Schlechte Stimmung in der Branche zum Messestart

„Die Grüne Woche ist stets das erste Jahreshighlight im Kalender der Ernährungs- und Lebensmittelwirtschaft. 2024 starten wir aber mit denkbar schlechter Stimmung ins Messegeschehen“, so Eichner. „Die Bäuerinnen und Bauern sind auf den Barrikaden, die Gastronomie ächzt unter der Erhöhung der Mehrwertsteuer. Unsere Tiefkühlunternehmen leiden, wie die ganze Lebensmittelbranche, weiterhin unter hohen Energie-, Produktions- und Rohstoffkosten, überbordender Bürokratie, anspruchsvollen neuen nationalen und europäischen Gesetzesregelungen. Die Sorgen der Lebensmittelbranche sind groß angesichts der inflationsbedingten Kaufzurückhaltung der Verbraucher, der politischen Unsicherheit und der düsteren Wirtschaftsprognosen.“

Kritischer Agrarbericht

Auf der Grünen Woche in Berlin stellt das AgrarBündnis den Kritischen Agrarbericht 2024 vor. Der Bericht dokumentiert jährlich die Vielfalt der politischen Debatte zu Landwirtschaft und Ernährung. Er formuliert fundierte Kritik am derzeitigen Agrarsystem, benennt aber auch Konzepte, Ideen und gelungene Praxisbeispiele, wie es anders gehen könnte. Einen besonderen Schwerpunkt legt der Kritische Agrarbericht 2024 auf das zur Zeit viel diskutierte Thema Tiere und die Transformation der Landwirtschaft.
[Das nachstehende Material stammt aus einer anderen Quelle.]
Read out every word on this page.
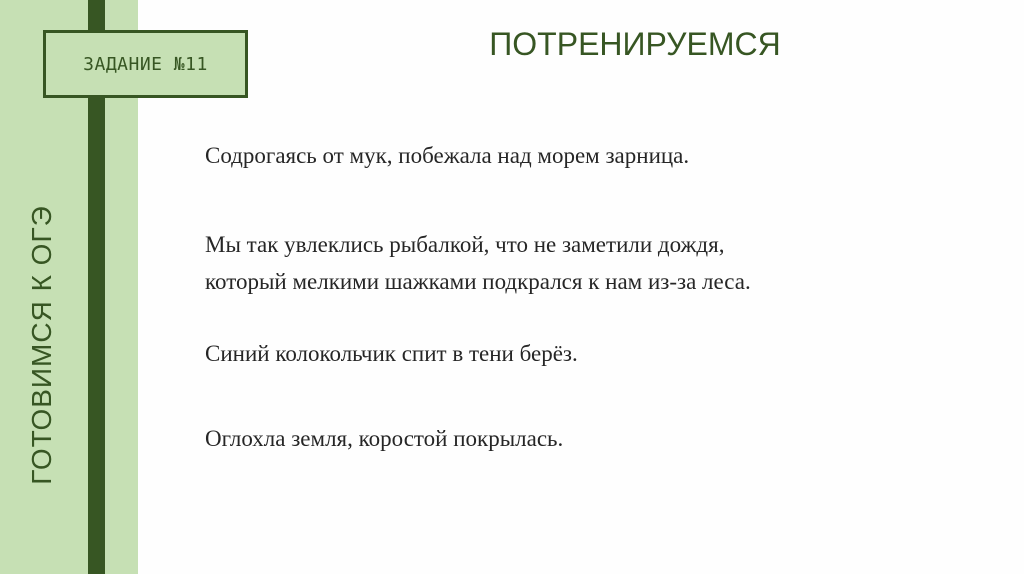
ЗАДАНИЕ №11
ГОТОВИМСЯ К ОГЭ
ПОТРЕНИРУЕМСЯ

Содрогаясь от мук, побежала над морем зарница.

Мы так увлеклись рыбалкой, что не заметили дождя,

который мелкими шажками подкрался к нам из-за леса.

Синий колокольчик спит в тени берёз.

Оглохла земля, коростой покрылась.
Frieder Thomas, Geschäftsführer des Bündnisses, ging auf die Ursachen für die Proteste der vielen Bäuerinnen und Bauern ein. „Die anhaltende gesellschaftliche Diskussion über die Nutztierhaltung hat zu einer großen Verunsicherung in der Landwirtschaft geführt. Die Zahl der tierhaltenden Betriebe sinkt dramatisch, während die Fleischimporte zunehmen. Aber die notwendige Transformation hin zu einem gesunden, gerechten, umweltfreundlichen und für alle Beteiligten auch wirtschaftlich tragfähigen Agrar- und Ernährungssystem droht an parteipolitischen Querelen, fehlender Finanzierung, aber auch an mangelnder Einsicht in seine gesellschaftliche und ökonomische Notwendigkeit zu scheitern." Die Fortschreibung des bisherigen Trends mit intensiver Tierhaltung und immer größeren Ställen sei keine Lösung. Gleichzeitig wollten Bürgerinnen und Bürger zwar mehr Tierschutz und zugleich weniger Umwelt- und Klimabelastung durch die Tierhaltung, entschieden sich aber als Verbraucherviel zu oft für Billigangebote – "verleitet von Rabattschlachten der großen Handelsketten, die ihrer gesellschaftlichen Verantwortung nicht gerecht werden“, so Frieder.